During the period leading up to the launch of the project, however, business was slow and it was challenging. But once the project began, everything shifted and we redeployed our resources to meet demand from Temane. This is an illustration of our approach: be ready, seek out projects and adapt to capitalise on opportunities.

How does a company go about developing a skilled workforce that can operate heavy machinery?
Investing in Mozambican talent was one of our priorities from the beginning. Leveraging our experience as France’s second-largest lifting company, we initially dispatched Portuguese-speaking instructors to work alongside our crane operators. Over a year-long training programme, we equipped them with skills to operate mobile cranes effectively.

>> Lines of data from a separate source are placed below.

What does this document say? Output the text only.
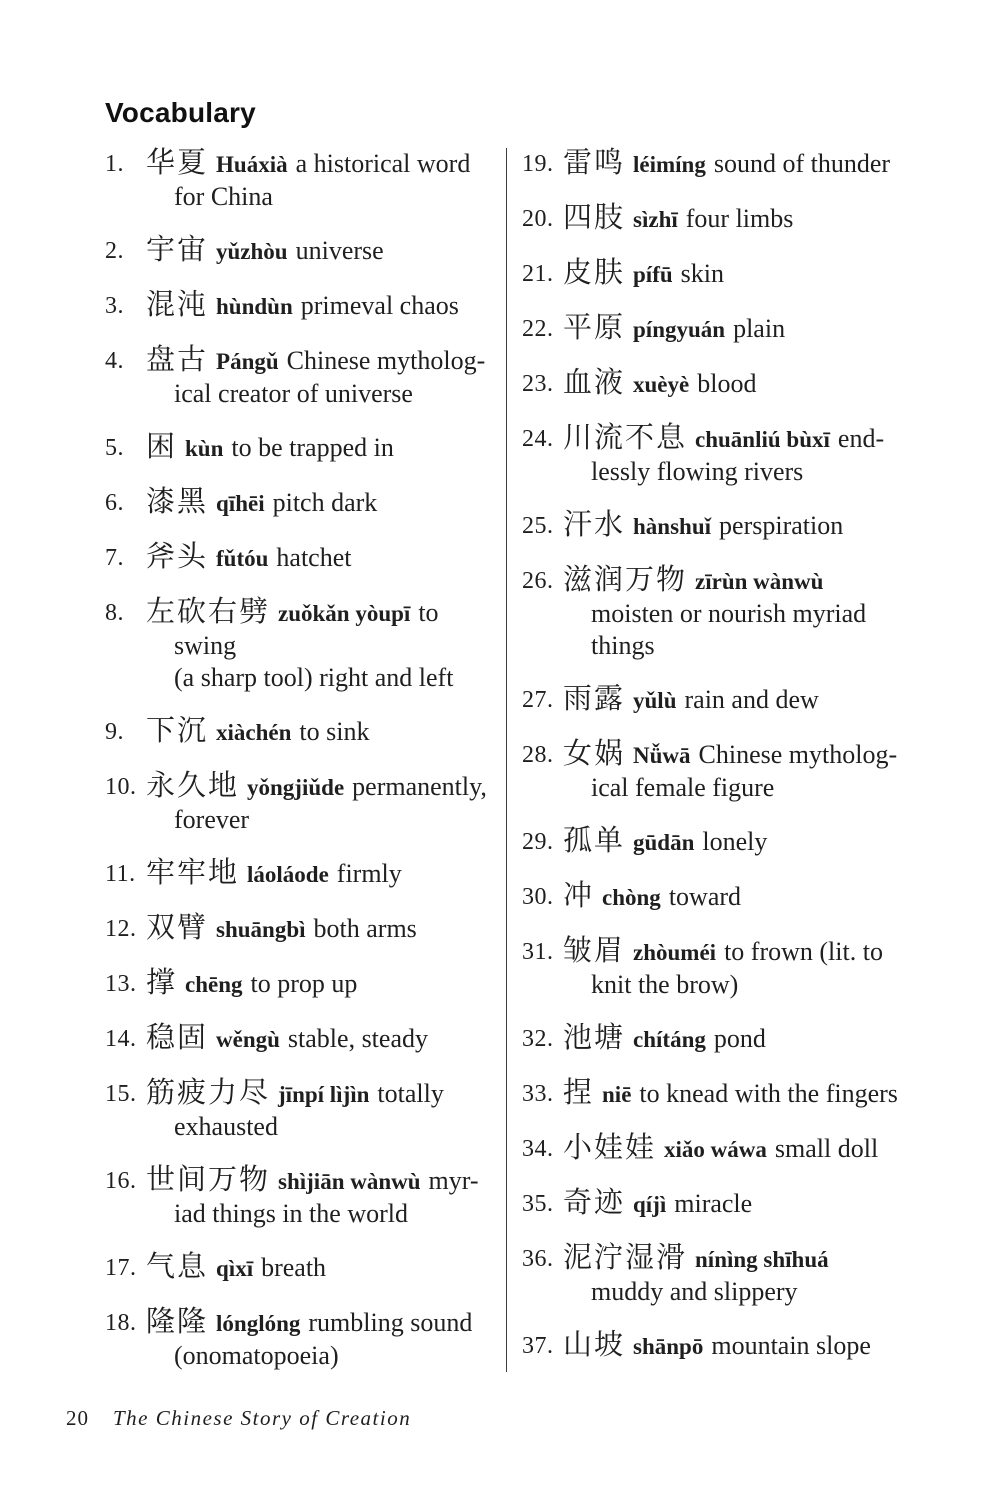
Vocabulary
1. 华夏 Huáxià a historical word
for China
2. 宇宙 yǔzhòu universe
3. 混沌 hùndùn primeval chaos
4. 盘古 Pángǔ Chinese mytholog-
ical creator of universe
5. 困 kùn to be trapped in
6. 漆黑 qīhēi pitch dark
7. 斧头 fǔtóu hatchet
8. 左砍右劈 zuǒkǎn yòupī to swing
(a sharp tool) right and left
9. 下沉 xiàchén to sink
10. 永久地 yǒngjiǔde permanently,
forever
11. 牢牢地 láoláode firmly
12. 双臂 shuāngbì both arms
13. 撑 chēng to prop up
14. 稳固 wěngù stable, steady
15. 筋疲力尽 jīnpí lìjìn totally
exhausted
16. 世间万物 shìjiān wànwù myr-
iad things in the world
17. 气息 qìxī breath
18. 隆隆 lónglóng rumbling sound
(onomatopoeia)
19. 雷鸣 léimíng sound of thunder
20. 四肢 sìzhī four limbs
21. 皮肤 pífū skin
22. 平原 píngyuán plain
23. 血液 xuèyè blood
24. 川流不息 chuānliú bùxī end-
lessly flowing rivers
25. 汗水 hànshuǐ perspiration
26. 滋润万物 zīrùn wànwù
moisten or nourish myriad
things
27. 雨露 yǔlù rain and dew
28. 女娲 Nǚwā Chinese mytholog-
ical female figure
29. 孤单 gūdān lonely
30. 冲 chòng toward
31. 皱眉 zhòuméi to frown (lit. to
knit the brow)
32. 池塘 chítáng pond
33. 捏 niē to knead with the fingers
34. 小娃娃 xiǎo wáwa small doll
35. 奇迹 qíjì miracle
36. 泥泞湿滑 nínìng shīhuá
muddy and slippery
37. 山坡 shānpō mountain slope
20 The Chinese Story of Creation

Once they became proficient, we identified promising candidates within the team and provided them with additional training to become crane operators themselves. This approach fostered a culture of continuous learning and advancement within the company that we maintain today.
We complement our internal training with certifications from third-party companies. These companies provide regular theoretical and practical lessons, ensuring that our operators’ skills remain current. It is through ongoing professional development that we guarantee the quality and safety of our operations.

What are the company’s current mining operations?
We’ve been involved in the gem mine in Cabo Delgado, constructing a washing plant and related facilities. Currently, our work is limited to surface-level mining operations, but we recognise there is potential business for us in deeper mining activities and we are positioning ourselves to penetrate that market. We want to establish a dedicated presence with personnel and equipment in strategic locations close to the mining sites.
Success in mining relies heavily on raw material prices, which recently experienced severe fluctuations across many African mines. In contrast to the gas sector, where prices are relatively stable and offer a reasonably predictable outlook for investment, the mining sector is volatile and challenging to navigate.